Эрленд пожал плечами:
– Это правда, многое у меня в доме было не таким, каким должно было бы быть! Повозку я отошлю теперь вам обратно, когда мы с Кристин будем проезжать через те места. Дорогой мой тесть, – сказал он, улыбаясь и протягивая Лаврансу руку, – знайте, что теперь все у меня пойдет совершенно иначе, да и сам я переменюсь, когда введу Кристин хозяйкою к себе в дом! Нехорошо вышло с повозкой. Но обещаю вам: в последний раз я дал вам повод сердиться на меня!
– Дорогой Лавранс, – попросил Борд, сын Петера, – примиритесь же с ним в таком пустячном деле!..
– Пустячное дело или не пустячное… – начал было Лавранс. Но сдержал себя и пожал руку Эрленду.
Немного спустя он подал знак вставать, и гости разбрелись на ночлег.
* * *
В субботу до полудня женщинам и девушкам пришлось много поработать в старом стабюре. Одни устраивали брачную постель, другие наряжали и украшали невесту.

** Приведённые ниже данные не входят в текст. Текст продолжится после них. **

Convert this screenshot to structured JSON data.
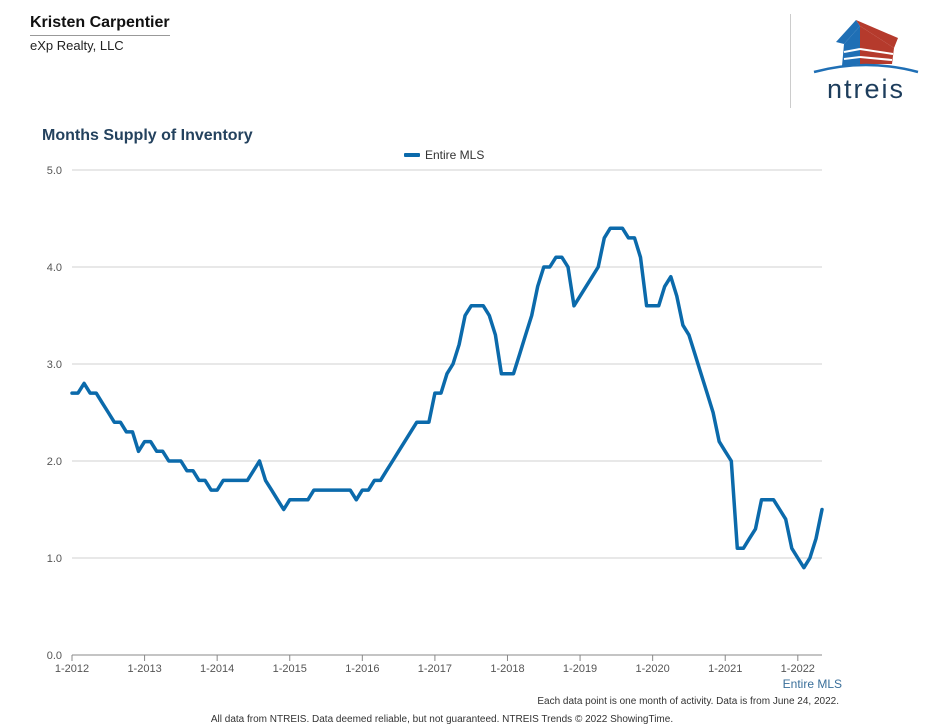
{
  "header": {
    "agent_name": "Kristen Carpentier",
    "company": "eXp Realty, LLC",
    "logo_text": "ntreis",
    "logo_colors": {
      "blue": "#1f6fb5",
      "red": "#b53a2c",
      "text": "#1d3d5c"
    }
  },
  "chart_data": {
    "type": "line",
    "title": "Months Supply of Inventory",
    "legend_position": "top-center",
    "grid": true,
    "xlabel": "",
    "ylabel": "",
    "ylim": [
      0,
      5
    ],
    "yticks": [
      "0.0",
      "1.0",
      "2.0",
      "3.0",
      "4.0",
      "5.0"
    ],
    "xticks": [
      "1-2012",
      "1-2013",
      "1-2014",
      "1-2015",
      "1-2016",
      "1-2017",
      "1-2018",
      "1-2019",
      "1-2020",
      "1-2021",
      "1-2022"
    ],
    "x_start": "1-2012",
    "x_end": "5-2022",
    "series": [
      {
        "name": "Entire MLS",
        "color": "#0b6aab",
        "x": [
          "1-2012",
          "2-2012",
          "3-2012",
          "4-2012",
          "5-2012",
          "6-2012",
          "7-2012",
          "8-2012",
          "9-2012",
          "10-2012",
          "11-2012",
          "12-2012",
          "1-2013",
          "2-2013",
          "3-2013",
          "4-2013",
          "5-2013",
          "6-2013",
          "7-2013",
          "8-2013",
          "9-2013",
          "10-2013",
          "11-2013",
          "12-2013",
          "1-2014",
          "2-2014",
          "3-2014",
          "4-2014",
          "5-2014",
          "6-2014",
          "7-2014",
          "8-2014",
          "9-2014",
          "10-2014",
          "11-2014",
          "12-2014",
          "1-2015",
          "2-2015",
          "3-2015",
          "4-2015",
          "5-2015",
          "6-2015",
          "7-2015",
          "8-2015",
          "9-2015",
          "10-2015",
          "11-2015",
          "12-2015",
          "1-2016",
          "2-2016",
          "3-2016",
          "4-2016",
          "5-2016",
          "6-2016",
          "7-2016",
          "8-2016",
          "9-2016",
          "10-2016",
          "11-2016",
          "12-2016",
          "1-2017",
          "2-2017",
          "3-2017",
          "4-2017",
          "5-2017",
          "6-2017",
          "7-2017",
          "8-2017",
          "9-2017",
          "10-2017",
          "11-2017",
          "12-2017",
          "1-2018",
          "2-2018",
          "3-2018",
          "4-2018",
          "5-2018",
          "6-2018",
          "7-2018",
          "8-2018",
          "9-2018",
          "10-2018",
          "11-2018",
          "12-2018",
          "1-2019",
          "2-2019",
          "3-2019",
          "4-2019",
          "5-2019",
          "6-2019",
          "7-2019",
          "8-2019",
          "9-2019",
          "10-2019",
          "11-2019",
          "12-2019",
          "1-2020",
          "2-2020",
          "3-2020",
          "4-2020",
          "5-2020",
          "6-2020",
          "7-2020",
          "8-2020",
          "9-2020",
          "10-2020",
          "11-2020",
          "12-2020",
          "1-2021",
          "2-2021",
          "3-2021",
          "4-2021",
          "5-2021",
          "6-2021",
          "7-2021",
          "8-2021",
          "9-2021",
          "10-2021",
          "11-2021",
          "12-2021",
          "1-2022",
          "2-2022",
          "3-2022",
          "4-2022",
          "5-2022"
        ],
        "values": [
          2.7,
          2.7,
          2.8,
          2.7,
          2.7,
          2.6,
          2.5,
          2.4,
          2.4,
          2.3,
          2.3,
          2.1,
          2.2,
          2.2,
          2.1,
          2.1,
          2.0,
          2.0,
          2.0,
          1.9,
          1.9,
          1.8,
          1.8,
          1.7,
          1.7,
          1.8,
          1.8,
          1.8,
          1.8,
          1.8,
          1.9,
          2.0,
          1.8,
          1.7,
          1.6,
          1.5,
          1.6,
          1.6,
          1.6,
          1.6,
          1.7,
          1.7,
          1.7,
          1.7,
          1.7,
          1.7,
          1.7,
          1.6,
          1.7,
          1.7,
          1.8,
          1.8,
          1.9,
          2.0,
          2.1,
          2.2,
          2.3,
          2.4,
          2.4,
          2.4,
          2.7,
          2.7,
          2.9,
          3.0,
          3.2,
          3.5,
          3.6,
          3.6,
          3.6,
          3.5,
          3.3,
          2.9,
          2.9,
          2.9,
          3.1,
          3.3,
          3.5,
          3.8,
          4.0,
          4.0,
          4.1,
          4.1,
          4.0,
          3.6,
          3.7,
          3.8,
          3.9,
          4.0,
          4.3,
          4.4,
          4.4,
          4.4,
          4.3,
          4.3,
          4.1,
          3.6,
          3.6,
          3.6,
          3.8,
          3.9,
          3.7,
          3.4,
          3.3,
          3.1,
          2.9,
          2.7,
          2.5,
          2.2,
          2.1,
          2.0,
          1.1,
          1.1,
          1.2,
          1.3,
          1.6,
          1.6,
          1.6,
          1.5,
          1.4,
          1.1,
          1.0,
          0.9,
          1.0,
          1.2,
          1.5
        ]
      }
    ]
  },
  "footer": {
    "series_label": "Entire MLS",
    "note": "Each data point is one month of activity. Data is from June 24, 2022.",
    "disclaimer": "All data from NTREIS. Data deemed reliable, but not guaranteed. NTREIS Trends © 2022 ShowingTime."
  }
}
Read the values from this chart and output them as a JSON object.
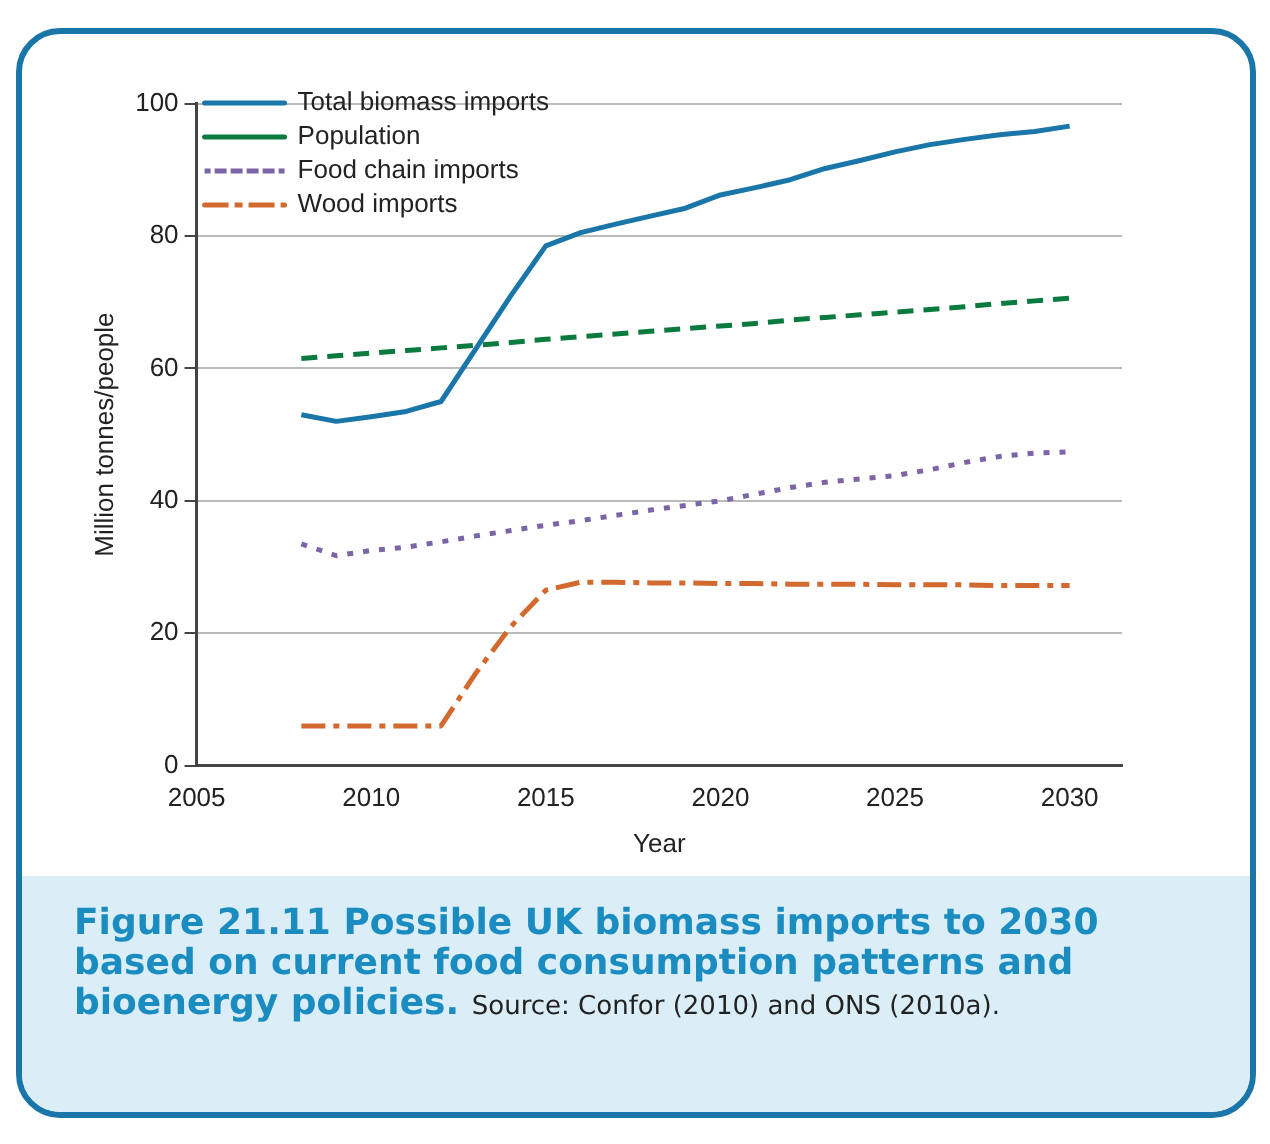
{
  "chart_data": {
    "type": "line",
    "title": "Figure 21.11 Possible UK biomass imports to 2030 based on current food consumption patterns and bioenergy policies.",
    "annotations": [
      "Source: Confor (2010) and ONS (2010a)."
    ],
    "xlabel": "Year",
    "ylabel": "Million tonnes/people",
    "x": [
      2008,
      2009,
      2010,
      2011,
      2012,
      2013,
      2014,
      2015,
      2016,
      2017,
      2018,
      2019,
      2020,
      2021,
      2022,
      2023,
      2024,
      2025,
      2026,
      2027,
      2028,
      2029,
      2030
    ],
    "series": [
      {
        "name": "Total biomass imports",
        "color": "#1a75a8",
        "line_style": "solid",
        "values": [
          53,
          52,
          52.7,
          53.5,
          55,
          63,
          71,
          78.5,
          80.5,
          81.8,
          83,
          84.2,
          86.2,
          87.3,
          88.5,
          90.2,
          91.4,
          92.7,
          93.8,
          94.6,
          95.3,
          95.8,
          96.6
        ]
      },
      {
        "name": "Population",
        "color": "#0a7a3e",
        "line_style": "dashed",
        "values": [
          61.5,
          61.9,
          62.3,
          62.7,
          63.1,
          63.5,
          63.9,
          64.4,
          64.8,
          65.2,
          65.6,
          66.0,
          66.4,
          66.8,
          67.3,
          67.7,
          68.1,
          68.5,
          68.9,
          69.3,
          69.8,
          70.2,
          70.6
        ]
      },
      {
        "name": "Food chain imports",
        "color": "#7b65a6",
        "line_style": "dotted",
        "values": [
          33.5,
          31.7,
          32.5,
          33,
          33.8,
          34.7,
          35.5,
          36.3,
          37,
          37.8,
          38.6,
          39.3,
          40,
          41,
          42,
          42.8,
          43.3,
          43.8,
          44.7,
          45.8,
          46.7,
          47.2,
          47.4
        ]
      },
      {
        "name": "Wood imports",
        "color": "#d2692e",
        "line_style": "dashdot",
        "values": [
          6,
          6,
          6,
          6,
          6,
          14,
          21,
          26.5,
          27.7,
          27.7,
          27.6,
          27.6,
          27.5,
          27.5,
          27.4,
          27.4,
          27.4,
          27.3,
          27.3,
          27.3,
          27.2,
          27.2,
          27.2
        ]
      }
    ],
    "xlim": [
      2005,
      2031.5
    ],
    "xticks": [
      2005,
      2010,
      2015,
      2020,
      2025,
      2030
    ],
    "ylim": [
      0,
      100
    ],
    "yticks": [
      0,
      20,
      40,
      60,
      80,
      100
    ],
    "grid": "y",
    "legend": "top left",
    "marker": "none"
  }
}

Рагнфрид выбрала именно это помещение для новобрачных отчасти потому, что этот стабюр был самым маленьким – можно было поместить гораздо больше гостей в новой постройке, а эта и самим им служила летом спальней, когда Кристин была еще маленькой, пока Лавранс не выстроил нового большого дома, в котором они жили теперь и зиму и лето. Но, кроме того, старый стабюр был, пожалуй, самой красивой постройкой во всем дворе, с тех пор как Лавранс починил ее – она совсем уже разрушалась, когда они переехали в Йорюндгорд. Постройка была украшена отличной резьбой по дереву и снаружи и внутри; и хотя верхняя горница была невелика, но тем легче было обтянуть и красиво убрать ее коврами, занавесками и шкурами.

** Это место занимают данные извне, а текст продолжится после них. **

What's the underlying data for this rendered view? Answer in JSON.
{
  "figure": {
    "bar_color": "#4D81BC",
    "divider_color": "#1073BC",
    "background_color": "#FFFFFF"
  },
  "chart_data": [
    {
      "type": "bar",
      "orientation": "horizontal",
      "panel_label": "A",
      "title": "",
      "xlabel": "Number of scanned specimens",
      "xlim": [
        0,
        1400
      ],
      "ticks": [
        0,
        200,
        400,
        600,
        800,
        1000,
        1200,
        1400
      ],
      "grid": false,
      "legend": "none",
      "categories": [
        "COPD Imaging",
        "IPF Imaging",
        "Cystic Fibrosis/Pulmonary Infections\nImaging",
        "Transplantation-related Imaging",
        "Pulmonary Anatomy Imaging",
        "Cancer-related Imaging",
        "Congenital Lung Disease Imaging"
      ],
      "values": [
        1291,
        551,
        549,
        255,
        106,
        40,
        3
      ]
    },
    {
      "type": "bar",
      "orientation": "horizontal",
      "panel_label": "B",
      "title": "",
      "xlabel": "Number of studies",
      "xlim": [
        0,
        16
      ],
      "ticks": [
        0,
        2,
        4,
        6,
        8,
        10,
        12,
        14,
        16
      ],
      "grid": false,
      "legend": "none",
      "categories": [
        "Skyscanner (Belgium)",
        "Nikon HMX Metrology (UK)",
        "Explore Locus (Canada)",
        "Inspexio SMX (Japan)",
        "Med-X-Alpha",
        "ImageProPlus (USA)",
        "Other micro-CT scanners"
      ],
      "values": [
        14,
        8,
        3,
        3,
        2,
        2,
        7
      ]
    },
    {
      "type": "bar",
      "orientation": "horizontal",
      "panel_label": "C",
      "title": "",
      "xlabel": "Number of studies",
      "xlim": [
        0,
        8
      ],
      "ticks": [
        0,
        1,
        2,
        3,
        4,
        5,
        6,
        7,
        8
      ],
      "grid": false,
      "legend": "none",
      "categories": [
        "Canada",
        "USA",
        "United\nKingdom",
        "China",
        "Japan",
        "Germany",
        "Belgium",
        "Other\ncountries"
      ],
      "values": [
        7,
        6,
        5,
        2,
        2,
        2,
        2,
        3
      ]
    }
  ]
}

Брачная постель стояла уже совсем готовой, с подушками в шелковых наволочках; красивые ковры были развешаны вокруг нее в виде полога; поверх шкур и простыней было разостлано вышитое шелковое покрывало. Рагнфрид и еще несколько женщин завешивали бревенчатые стены коврами и раскладывали на скамьях подушки.

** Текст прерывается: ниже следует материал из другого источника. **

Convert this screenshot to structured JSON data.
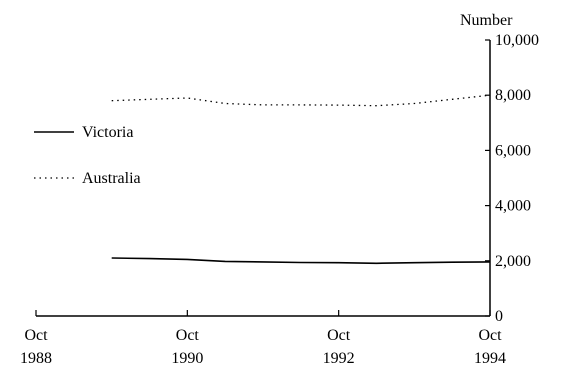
{
  "chart_data": {
    "type": "line",
    "y_axis_title": "Number",
    "y_axis_side": "right",
    "ylim": [
      0,
      10000
    ],
    "yticks": [
      {
        "value": 0,
        "label": "0"
      },
      {
        "value": 2000,
        "label": "2,000"
      },
      {
        "value": 4000,
        "label": "4,000"
      },
      {
        "value": 6000,
        "label": "6,000"
      },
      {
        "value": 8000,
        "label": "8,000"
      },
      {
        "value": 10000,
        "label": "10,000"
      }
    ],
    "xlim": [
      1988.75,
      1994.75
    ],
    "xticks": [
      {
        "value": 1988.75,
        "month": "Oct",
        "year": "1988"
      },
      {
        "value": 1990.75,
        "month": "Oct",
        "year": "1990"
      },
      {
        "value": 1992.75,
        "month": "Oct",
        "year": "1992"
      },
      {
        "value": 1994.75,
        "month": "Oct",
        "year": "1994"
      }
    ],
    "grid": false,
    "legend_position": "middle-left",
    "series": [
      {
        "name": "Victoria",
        "style": "solid",
        "color": "#000000",
        "x": [
          1989.75,
          1990.25,
          1990.75,
          1991.25,
          1991.75,
          1992.25,
          1992.75,
          1993.25,
          1993.75,
          1994.25,
          1994.75
        ],
        "y": [
          2100,
          2080,
          2050,
          1980,
          1960,
          1940,
          1930,
          1910,
          1930,
          1950,
          1960
        ]
      },
      {
        "name": "Australia",
        "style": "dotted",
        "color": "#000000",
        "x": [
          1989.75,
          1990.25,
          1990.75,
          1991.25,
          1991.75,
          1992.25,
          1992.75,
          1993.25,
          1993.75,
          1994.25,
          1994.75
        ],
        "y": [
          7800,
          7850,
          7900,
          7700,
          7650,
          7650,
          7640,
          7620,
          7700,
          7850,
          8000
        ]
      }
    ]
  }
}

Кристин сидела в большом кресле, которое нарочно принесли сюда. Она была одета в алое подвенечное платье. Большие застежки скрепляли его на груди, закрывая вырез ворота желтой шелковой рубашки; золотые браслеты блестели на желтых шелковых рукавах. Золоченый серебряный пояс обвивался три раза вокруг ее стана, а на шее и на груди были надеты в несколько рядов бесчисленные цепочки, и поверх всех – старая отцовская золотая цепь с большим крестом с частицей мощей. Руки, лежавшие у нее на коленях, были тяжелы от колец.